Neurosurg Clin N Am. 1997 Oct;8(4):519-40.
Many studies indicate that spinal canal decompression and stabilization lead to improved neurologic recovery in patients with incomplete neurologic deficits. It is recognized that surgical stabilization of unstable thoracolumbar injuries with complete neurologic deficit or without deficit reduces hospital stay, improves spinal alignment, shortens rehabilitation, and results in fewer medical complications.
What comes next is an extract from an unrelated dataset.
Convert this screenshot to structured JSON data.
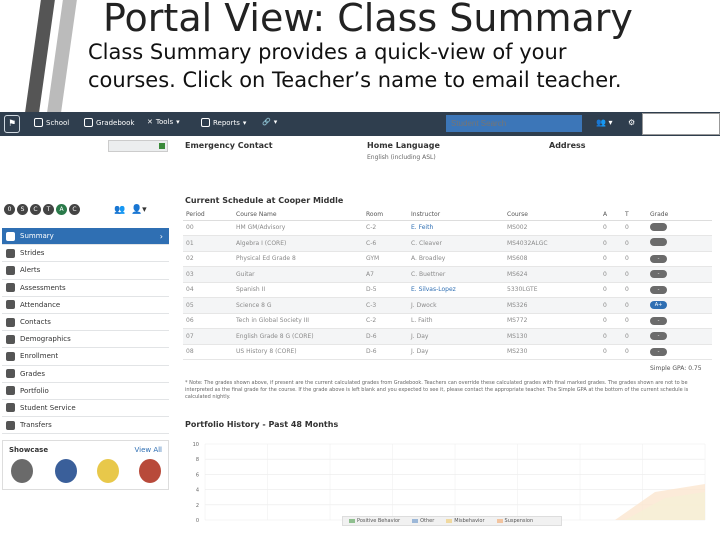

Unfortunately, many aspects of management remain controversial. For many injuries, more than one treatment method has been shown to be efficacious, although certain injuries have improved outcome with specific treatment modalities. This article is an overview of indications for surgery, operative approaches, types of instrumentation, and treatment options for specific thoracolumbar injuries.
许多研究表明,椎管减压和稳定术可使不完全神经功能缺损患者的神经功能恢复得到改善。人们认识到,对伴有完全神经功能缺损或无神经功能缺损的不稳定胸腰椎损伤进行手术稳定,可缩短住院时间、改善脊柱排列、缩短康复时间并减少医疗并发症。不幸的是,治疗的许多方面仍存在争议。对于许多损伤,已证明不止一种治疗方法有效,尽管某些损伤采用特定治疗方式可改善预后。本文概述了特定胸腰椎损伤的手术适应证、手术入路、内固定类型及治疗选择。